RP2: A Cancer Evolution Space-Time Machine

Project Lead: Matteo Pellegrini, Ph.D.

This project hypothesizes that tumor genomes become polymorphic after transformation, and these variations record ancestry, or how and how fast it took for a single transformed cell to become the present day tumor population. We will apply this hypothesis to develop a detailed model of cancer evolution using data from single cell genetic analysis of tumor specimens generated by RP3. The detailed molecular phylogenetic model will describe how tumors evolve during standard growth and when under stress from cytotoxic chemotherapy and micro-environment targeted therapy.

RP3: Multi-scale Cancer Modeling: From Cell Phenotypes to Growth and Therapy Response

Project Lead: Sam Gambhir, M.D. Ph.D.

Project Co-Lead: Vittorio Cristini, Ph.D.
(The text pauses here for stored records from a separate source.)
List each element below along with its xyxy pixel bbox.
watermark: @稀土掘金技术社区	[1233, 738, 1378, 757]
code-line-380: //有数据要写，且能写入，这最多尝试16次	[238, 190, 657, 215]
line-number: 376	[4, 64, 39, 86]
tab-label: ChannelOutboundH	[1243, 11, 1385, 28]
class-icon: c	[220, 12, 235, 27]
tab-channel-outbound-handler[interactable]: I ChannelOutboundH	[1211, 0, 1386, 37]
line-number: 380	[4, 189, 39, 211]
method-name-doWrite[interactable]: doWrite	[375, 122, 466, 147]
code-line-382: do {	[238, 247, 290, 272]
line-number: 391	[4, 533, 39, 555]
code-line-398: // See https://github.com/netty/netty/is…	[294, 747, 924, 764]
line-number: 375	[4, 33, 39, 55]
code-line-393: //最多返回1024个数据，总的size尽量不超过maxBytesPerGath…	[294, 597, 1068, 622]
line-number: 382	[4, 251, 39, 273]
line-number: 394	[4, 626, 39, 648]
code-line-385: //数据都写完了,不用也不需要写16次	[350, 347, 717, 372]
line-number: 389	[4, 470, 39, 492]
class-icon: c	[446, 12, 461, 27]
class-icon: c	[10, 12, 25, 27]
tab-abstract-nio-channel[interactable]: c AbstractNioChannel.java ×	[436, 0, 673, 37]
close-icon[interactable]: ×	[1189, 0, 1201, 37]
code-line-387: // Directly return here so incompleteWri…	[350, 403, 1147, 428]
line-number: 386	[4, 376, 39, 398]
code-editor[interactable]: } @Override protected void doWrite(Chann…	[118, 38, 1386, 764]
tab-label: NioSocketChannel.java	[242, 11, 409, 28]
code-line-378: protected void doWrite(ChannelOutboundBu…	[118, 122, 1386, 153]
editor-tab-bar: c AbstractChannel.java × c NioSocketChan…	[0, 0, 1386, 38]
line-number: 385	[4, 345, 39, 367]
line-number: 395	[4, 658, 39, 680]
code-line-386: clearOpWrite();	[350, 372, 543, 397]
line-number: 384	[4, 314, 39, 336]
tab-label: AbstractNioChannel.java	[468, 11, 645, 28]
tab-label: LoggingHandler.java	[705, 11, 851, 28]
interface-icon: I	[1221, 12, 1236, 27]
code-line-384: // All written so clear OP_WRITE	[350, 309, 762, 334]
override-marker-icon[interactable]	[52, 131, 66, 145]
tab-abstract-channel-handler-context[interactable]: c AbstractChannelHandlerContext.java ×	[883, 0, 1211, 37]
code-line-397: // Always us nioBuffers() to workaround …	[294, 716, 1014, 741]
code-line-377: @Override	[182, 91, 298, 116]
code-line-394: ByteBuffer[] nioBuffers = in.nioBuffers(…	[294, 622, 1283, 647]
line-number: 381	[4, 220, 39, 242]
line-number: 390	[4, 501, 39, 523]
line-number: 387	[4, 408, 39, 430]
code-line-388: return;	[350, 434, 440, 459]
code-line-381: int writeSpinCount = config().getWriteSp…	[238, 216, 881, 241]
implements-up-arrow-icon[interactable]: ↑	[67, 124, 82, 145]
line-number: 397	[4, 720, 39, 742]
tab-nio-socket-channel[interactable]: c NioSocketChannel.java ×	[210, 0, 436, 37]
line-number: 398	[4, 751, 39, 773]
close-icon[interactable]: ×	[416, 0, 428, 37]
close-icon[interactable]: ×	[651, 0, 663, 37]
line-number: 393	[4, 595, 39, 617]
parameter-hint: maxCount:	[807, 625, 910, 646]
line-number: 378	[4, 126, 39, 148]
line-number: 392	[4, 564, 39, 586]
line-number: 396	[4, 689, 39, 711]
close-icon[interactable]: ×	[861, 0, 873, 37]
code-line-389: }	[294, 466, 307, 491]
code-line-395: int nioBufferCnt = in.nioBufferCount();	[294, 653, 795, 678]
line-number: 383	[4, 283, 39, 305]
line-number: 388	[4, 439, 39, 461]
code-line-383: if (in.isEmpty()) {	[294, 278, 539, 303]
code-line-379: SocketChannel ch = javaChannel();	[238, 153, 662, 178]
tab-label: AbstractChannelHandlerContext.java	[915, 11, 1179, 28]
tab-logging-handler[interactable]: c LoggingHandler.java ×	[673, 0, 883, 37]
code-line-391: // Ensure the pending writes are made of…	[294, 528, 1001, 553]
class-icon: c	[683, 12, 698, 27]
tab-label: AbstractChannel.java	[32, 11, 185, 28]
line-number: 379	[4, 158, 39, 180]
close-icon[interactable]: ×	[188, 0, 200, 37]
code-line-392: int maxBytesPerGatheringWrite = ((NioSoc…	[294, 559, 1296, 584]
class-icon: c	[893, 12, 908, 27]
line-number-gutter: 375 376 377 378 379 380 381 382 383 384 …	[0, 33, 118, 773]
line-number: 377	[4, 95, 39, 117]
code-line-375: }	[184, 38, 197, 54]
We systematically investigate the physical principles governing tumor growth and therapeutic response across broad spatiotemporal scales (seconds to months and molecular to whole-organ) by developing an integrative, multi-scale in silico/in vivo cancer model. To quantify the complex relationships between cancer phenomena at different scales, we dynamically couple discrete (cell-scale) and continuum (tissue-scale) models developed by Cristini and co-workers in a hybrid, multi-scale framework. We integrate this framework with state-of-the-art intravital microscopy (IVM) time-course measurements of tumor growth and chemotherapy response by Gambhir and co-workers.
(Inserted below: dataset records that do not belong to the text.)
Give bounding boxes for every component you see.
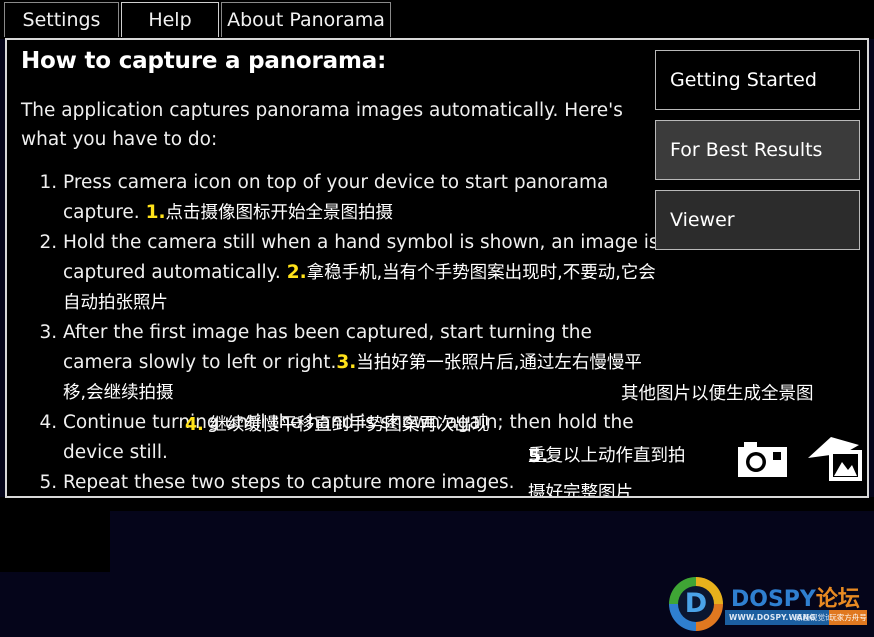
step-5-text: Repeat these two steps to capture more i…: [63, 472, 515, 493]
backdrop-black-region: [0, 497, 110, 572]
intro-paragraph: The application captures panorama images…: [21, 100, 623, 150]
watermark-url-bar: WWW.DOSPY.WANG 原画视觉论坛 玩家方舟号: [725, 610, 867, 625]
step-4-zh-text: 继续缓慢平移直到手势图案再次出现: [209, 415, 490, 435]
camera-icon: [738, 442, 787, 477]
watermark-title: DOSPY论坛: [731, 581, 860, 613]
step-1-zh-marker: 1.: [145, 202, 166, 223]
step-5-zh-text-line1: 重复以上动作直到拍: [528, 446, 686, 466]
nav-button-getting-started[interactable]: Getting Started: [655, 50, 860, 110]
step-4-zh-annotation: 4. 继续缓慢平移直到手势图案再次出现: [185, 415, 489, 437]
nav-button-viewer[interactable]: Viewer: [655, 190, 860, 250]
backdrop-strip: [0, 497, 874, 511]
step-3-zh-marker: 3.: [336, 352, 357, 373]
watermark-tag-secondary: 玩家方舟号: [829, 610, 867, 625]
watermark-logo: D DOSPY论坛 WWW.DOSPY.WANG 原画视觉论坛 玩家方舟号: [669, 575, 869, 633]
photo-gallery-icon: [808, 437, 862, 481]
list-item: Hold the camera still when a hand symbol…: [63, 228, 663, 318]
step-3-zh-continuation: 其他图片以便生成全景图: [621, 384, 814, 404]
list-item: Press camera icon on top of your device …: [63, 168, 663, 228]
tab-help[interactable]: Help: [121, 2, 219, 37]
step-1-zh-text: 点击摄像图标开始全景图拍摄: [165, 203, 394, 223]
watermark-badge-icon: D: [669, 577, 723, 631]
tab-strip: Settings Help About Panorama: [0, 0, 874, 39]
tab-about-panorama[interactable]: About Panorama: [221, 2, 391, 37]
step-5-zh-text-line2: 摄好完整图片: [528, 483, 633, 498]
step-2-zh-marker: 2.: [286, 262, 307, 283]
watermark-title-suffix: 论坛: [815, 587, 860, 612]
help-content-panel: How to capture a panorama: The applicati…: [5, 38, 869, 498]
step-4-zh-marker: 4.: [185, 415, 204, 435]
page-title: How to capture a panorama:: [21, 48, 387, 74]
watermark-title-main: DOSPY: [731, 587, 816, 612]
nav-button-for-best-results[interactable]: For Best Results: [655, 120, 860, 180]
tab-settings[interactable]: Settings: [4, 2, 119, 37]
list-item: After the first image has been captured,…: [63, 318, 663, 408]
watermark-letter: D: [684, 588, 708, 619]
RP4: Integrated Multi-Scale Analysis of Tumor and Host Response to Therapy

Project Lead: Josh LaBaer, M.D. Ph.D.

Project Co-Lead: Shan Wang, Ph.D.

Many factors contribute to treatment failure in cancer including lack of tumor response to the drugs, toxicity to the host, tumor growth in sanctuary sites, and the emergence of resistance to drugs. Typically, these factors are studied individually, but it is their action in concert that ultimately overwhelms the patient. RP4 is dedicated to multi-scale measurements of the host response to cancer and its therapy and integrating this information with the tumor responses measured by the other projects into a comprehensive, predictive functional interaction tumor-host (TH) model. This model will be grounded on a novel data set of two key mechanisms mediating TH interactions: 1) host immune response and 2) cytokines that mediate intercellular communication.


Key Personnel: Dan Ruderman, Ph.D.   Dean Felsher, M.D. Ph.D.   Paul Macklin, Ph.D.
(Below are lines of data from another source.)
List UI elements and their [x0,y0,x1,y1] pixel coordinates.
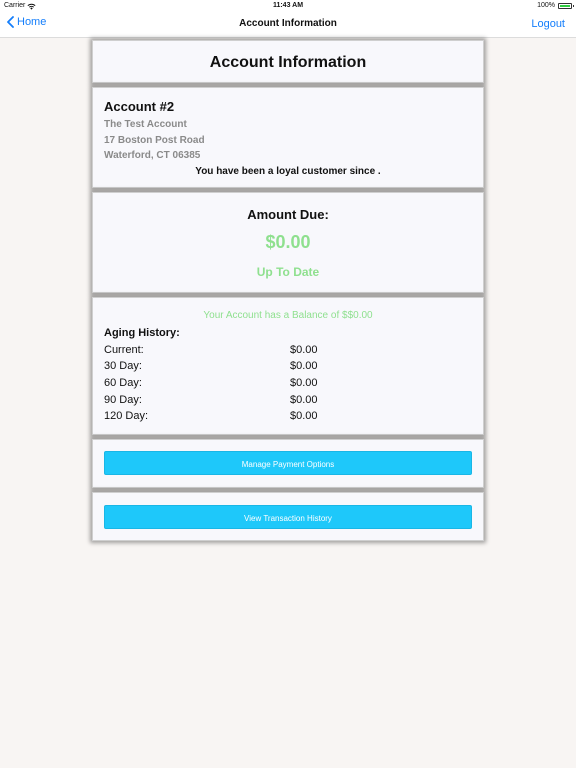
account-card: Account #2 The Test Account 17 Boston Po… [92,87,484,188]
nav-title: Account Information [239,18,337,29]
account-city: Waterford, CT 06385 [104,150,201,161]
aging-history-card: Your Account has a Balance of $$0.00 Agi… [92,297,484,435]
battery-icon [558,3,574,9]
aging-value: $0.00 [290,394,318,406]
aging-row-120-day: 120 Day: $0.00 [104,410,483,424]
view-transaction-history-button[interactable]: View Transaction History [104,505,472,529]
aging-label: 30 Day: [104,360,142,372]
amount-due-card: Amount Due: $0.00 Up To Date [92,192,484,293]
payment-status: Up To Date [256,265,320,279]
aging-value: $0.00 [290,410,318,422]
manage-payment-card: Manage Payment Options [92,439,484,488]
aging-value: $0.00 [290,360,318,372]
aging-label: 60 Day: [104,377,142,389]
aging-label: 90 Day: [104,394,142,406]
balance-message: Your Account has a Balance of $$0.00 [203,310,373,321]
aging-row-30-day: 30 Day: $0.00 [104,360,483,374]
aging-row-90-day: 90 Day: $0.00 [104,394,483,408]
account-number: Account #2 [104,99,175,114]
status-bar: Carrier 11:43 AM 100% [0,0,576,12]
manage-payment-options-button[interactable]: Manage Payment Options [104,451,472,475]
account-street: 17 Boston Post Road [104,135,205,146]
battery-percent: 100% [537,2,555,9]
status-time: 11:43 AM [272,2,304,9]
amount-due-value: $0.00 [265,232,311,252]
loyalty-message: You have been a loyal customer since . [195,166,381,177]
aging-label: 120 Day: [104,410,149,422]
battery-indicator: 100% [537,0,574,12]
aging-row-current: Current: $0.00 [104,344,483,358]
navigation-bar: Home Account Information Logout [0,12,576,38]
aging-value: $0.00 [290,344,318,356]
aging-history-heading: Aging History: [104,327,180,339]
amount-due-label: Amount Due: [247,207,329,222]
transaction-history-card: View Transaction History [92,492,484,541]
aging-label: Current: [104,344,144,356]
page-title: Account Information [209,54,367,71]
logout-button[interactable]: Logout [531,18,565,30]
aging-row-60-day: 60 Day: $0.00 [104,377,483,391]
title-card: Account Information [92,40,484,83]
account-name: The Test Account [104,119,187,130]
aging-value: $0.00 [290,377,318,389]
This project aims to integrate the models and data being created at the intracellular and cellular scales (RP1-RP2), the tissue and organ scales (RP3), and the host response scale (RP4) into a comprehensive, quantitative model that predicts disease progression and therapy response in individual mice. Methods include a combination of statistical modeling, upscaling, control theory, and mechanistic compartmental models. It is our plan and hope that the integration methods we develop will help facilitate faster analysis and interpretation of multi-platform, multi-scale data sets being generated in the cancer community.

Core 1: Coordination and Dissemination of Biomodels and Samples

Core Lead: Mitchell Gross, M.D., Ph.D.

The primary aim of this core is to provide the basic biologic specimens that will inform the modeling approaches across multiple parts of this project. The Aims include: Standardizing sample processing and storage within this PS-OC and providing high-quality and uniform samples for coordinated analysis.

Core 2: Data and Computational Models Dissemination

Core Lead: Carl Kesselman, Ph.D.

The primary aim of this core is to provide the information technology infrastructure needed to enable sharing of the heterogeneous data produced by the various research projects, allowing these data to be integrated into multi-scale models. This core additionally coordinates model archiving and sharing.